In una dichiarazione rilasciata lunedì, Huawei ha presentato quella che definisce la "legge di scala Tau", un nuovo approccio progettato per migliorare le prestazioni dei semiconduttori senza fare affidamento principalmente sulla miniaturizzazione dei transistor, che è diventata sempre più complessa e costosa per l'industria globale.
He Tingbo, presidente della divisione semiconduttori di Huawei e direttore del comitato scientifico del gruppo, ha illustrato questa strategia in occasione dell'IEEE International Circuits and Systems Symposium (ISCAS) 2026 a Shanghai.

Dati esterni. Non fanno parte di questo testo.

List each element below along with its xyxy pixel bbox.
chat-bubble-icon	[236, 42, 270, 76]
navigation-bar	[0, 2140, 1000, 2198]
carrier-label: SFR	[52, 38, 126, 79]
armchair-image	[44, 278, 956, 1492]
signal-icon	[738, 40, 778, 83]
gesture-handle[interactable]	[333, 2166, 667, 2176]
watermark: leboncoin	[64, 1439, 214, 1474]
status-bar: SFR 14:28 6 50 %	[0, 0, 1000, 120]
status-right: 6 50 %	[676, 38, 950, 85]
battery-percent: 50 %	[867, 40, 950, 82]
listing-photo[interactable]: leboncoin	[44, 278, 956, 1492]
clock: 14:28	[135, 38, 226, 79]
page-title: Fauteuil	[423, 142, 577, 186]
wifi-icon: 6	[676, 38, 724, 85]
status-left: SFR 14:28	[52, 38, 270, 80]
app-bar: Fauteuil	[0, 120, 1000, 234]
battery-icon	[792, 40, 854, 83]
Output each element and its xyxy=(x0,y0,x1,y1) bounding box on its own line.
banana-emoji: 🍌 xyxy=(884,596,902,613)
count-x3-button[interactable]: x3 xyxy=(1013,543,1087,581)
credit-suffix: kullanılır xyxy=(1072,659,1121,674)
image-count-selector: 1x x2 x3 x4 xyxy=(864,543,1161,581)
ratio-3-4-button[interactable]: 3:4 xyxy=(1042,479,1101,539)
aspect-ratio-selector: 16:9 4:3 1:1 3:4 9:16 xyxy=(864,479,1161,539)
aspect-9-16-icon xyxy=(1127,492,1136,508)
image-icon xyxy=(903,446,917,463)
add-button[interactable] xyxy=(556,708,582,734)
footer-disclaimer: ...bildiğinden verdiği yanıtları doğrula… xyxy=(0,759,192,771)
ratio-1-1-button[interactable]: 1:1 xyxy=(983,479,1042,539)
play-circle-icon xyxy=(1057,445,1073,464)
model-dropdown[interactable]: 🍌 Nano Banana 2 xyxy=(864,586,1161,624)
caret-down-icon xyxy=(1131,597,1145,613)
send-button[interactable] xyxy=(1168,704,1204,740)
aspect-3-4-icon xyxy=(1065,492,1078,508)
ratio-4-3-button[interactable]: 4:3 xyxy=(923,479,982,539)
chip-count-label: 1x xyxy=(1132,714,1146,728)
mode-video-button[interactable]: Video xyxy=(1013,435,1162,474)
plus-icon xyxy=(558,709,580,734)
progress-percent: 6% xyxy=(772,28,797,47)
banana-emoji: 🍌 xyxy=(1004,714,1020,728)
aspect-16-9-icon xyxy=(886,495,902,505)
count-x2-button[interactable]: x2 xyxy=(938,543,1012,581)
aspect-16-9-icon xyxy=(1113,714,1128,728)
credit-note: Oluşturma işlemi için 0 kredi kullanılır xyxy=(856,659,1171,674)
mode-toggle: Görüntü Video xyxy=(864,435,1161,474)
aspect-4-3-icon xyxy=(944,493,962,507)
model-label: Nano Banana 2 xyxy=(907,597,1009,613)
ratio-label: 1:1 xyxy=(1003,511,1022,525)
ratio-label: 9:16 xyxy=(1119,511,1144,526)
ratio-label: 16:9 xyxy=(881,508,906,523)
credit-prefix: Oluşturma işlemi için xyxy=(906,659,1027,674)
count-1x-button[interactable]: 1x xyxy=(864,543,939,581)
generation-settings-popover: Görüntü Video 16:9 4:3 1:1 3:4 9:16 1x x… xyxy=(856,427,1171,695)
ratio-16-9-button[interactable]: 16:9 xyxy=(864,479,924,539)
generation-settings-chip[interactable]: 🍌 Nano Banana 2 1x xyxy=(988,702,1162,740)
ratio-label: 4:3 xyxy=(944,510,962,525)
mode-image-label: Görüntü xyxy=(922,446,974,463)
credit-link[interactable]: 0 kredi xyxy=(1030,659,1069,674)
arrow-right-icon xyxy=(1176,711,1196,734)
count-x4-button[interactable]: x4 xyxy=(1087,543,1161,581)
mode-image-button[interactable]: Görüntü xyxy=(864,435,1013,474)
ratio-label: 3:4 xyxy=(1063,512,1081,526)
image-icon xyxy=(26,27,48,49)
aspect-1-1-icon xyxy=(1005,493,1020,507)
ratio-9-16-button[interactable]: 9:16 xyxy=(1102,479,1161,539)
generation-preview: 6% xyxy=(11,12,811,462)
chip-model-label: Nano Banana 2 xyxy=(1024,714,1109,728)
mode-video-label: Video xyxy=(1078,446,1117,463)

Secondo Huawei, questo approccio privilegia nuovi metodi di architettura e ottimizzazione dei chip per aumentarne la potenza e l'efficienza energetica, mentre le restrizioni statunitensi complicano l'accesso della Cina alle apparecchiature di produzione più avanzate.
L'obiettivo fissato dal gruppo cinese è particolarmente ambizioso: la tecnologia a 1,4 nm è considerata prossima alla frontiera globale della produzione di semiconduttori, che dovrebbe essere raggiunta entro la fine del decennio.
Tuttavia, Huawei non ha presentato alcun dato indipendente per verificare le effettive prestazioni di questa tecnologia futuristica.
Le sanzioni imposte da Washington negli ultimi anni hanno limitato severamente l'accesso delle aziende cinesi alle attrezzature e ai software occidentali necessari per produrre i chip più avanzati, spingendo Pechino ad accelerare gli sforzi per sviluppare un'industria nazionale indipendente.